London (dpa) – The British Statistics Office is announcing impressive figures: the economy in the United Kingdom grew by 7.5 percent in 2021, more strongly than in 80 years.
The Treasury proudly tweeted a chart showing Britain’s economic power over the past year compared to the other G7 countries. Although the conservative government reintroduced corona rules in winter due to the spread of the omicron variant, the economy also grew by 1 percent in the final quarter.
However, experts point out that this is primarily a recovery: in 2020 the British economy had slumped by 9.4 percent – the sharpest drop since 1921. The government did not respond. “The economy is recovering strongly thanks to the incredible determination of the British people and our great British vaccination effort,” Prime Minister Boris Johnson wrote. And Finance Minister Rishi Sunak, who is considered a possible successor to the Prime Minister, emphasized that the record year was mainly due to the £400 billion Corona aid package.
Johnson sees himself confirmed. He has repeatedly hurled at all critics of his administration and the lockdown parties that it was only thanks to his politics that the British economy came back from the corona pandemic stronger than others. But economists mix a lot of water into the wine. Yes, Great Britain had the strongest growth of G7 members in 2021. But the country also had the clearest minus in 2020.
Looking at the whole pandemic, only Japan underperformed and also in the last quarter of 2021 UK growth was significantly lower than that of most other leading western industrialized countries (G7). The gross domestic product (GDP) was thus still below the level of the fourth quarter of 2019 before the outbreak of the pandemic. Other countries are further along.

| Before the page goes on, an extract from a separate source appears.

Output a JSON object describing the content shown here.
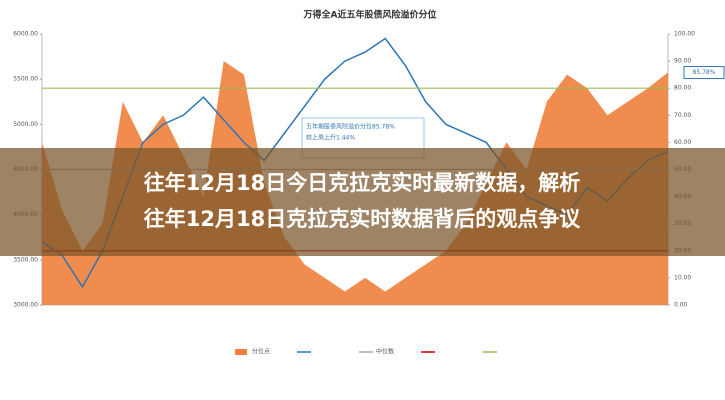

“The recovery could be quite short-lived,” said economist Thomas Pugh of management consultancy RSM UK. Above all, the rapid inflation threatens to nip the effect in the bud. Pugh expects the inflation rate to rise to around 7 percent in April.
It doesn’t stop there, as Sebastian Mackay from fund manager Investo warned. “British households are in for a triple hit of higher energy prices, higher social security contributions and higher interest rates,” Mackay said. The Bank of England expects real incomes to fall by the most in three decades in 2022. Combined with slowing global growth, that doesn’t bode well for the UK economy.
Trade in goods with the EU has plummeted since Brexit
Especially since Britain cannot rely on trade. Both exports and imports in 2021 were below the 2018 level. In particular, the exchange of goods with the EU has slumped significantly since Brexit and cannot be offset by increased trade with other countries. For the export power Germany, the importance of the British market has decreased significantly, as figures from the Federal Statistical Office show. In the list of the most important trading partners, the kingdom slipped three places to tenth place and is about to be overtaken by the Czech Republic.
The latest growth drivers are also causing frowns in Great Britain. According to the ONS statistical office, higher spending in health and social services was primarily responsible for the surge. This was due to more family doctor visits and more corona tests and vaccinations due to the recent pandemic wave. These drivers are likely to decrease significantly if the pandemic slowly subsides, as expected. On the other hand, consumption should increase again – if consumers still have money to spare.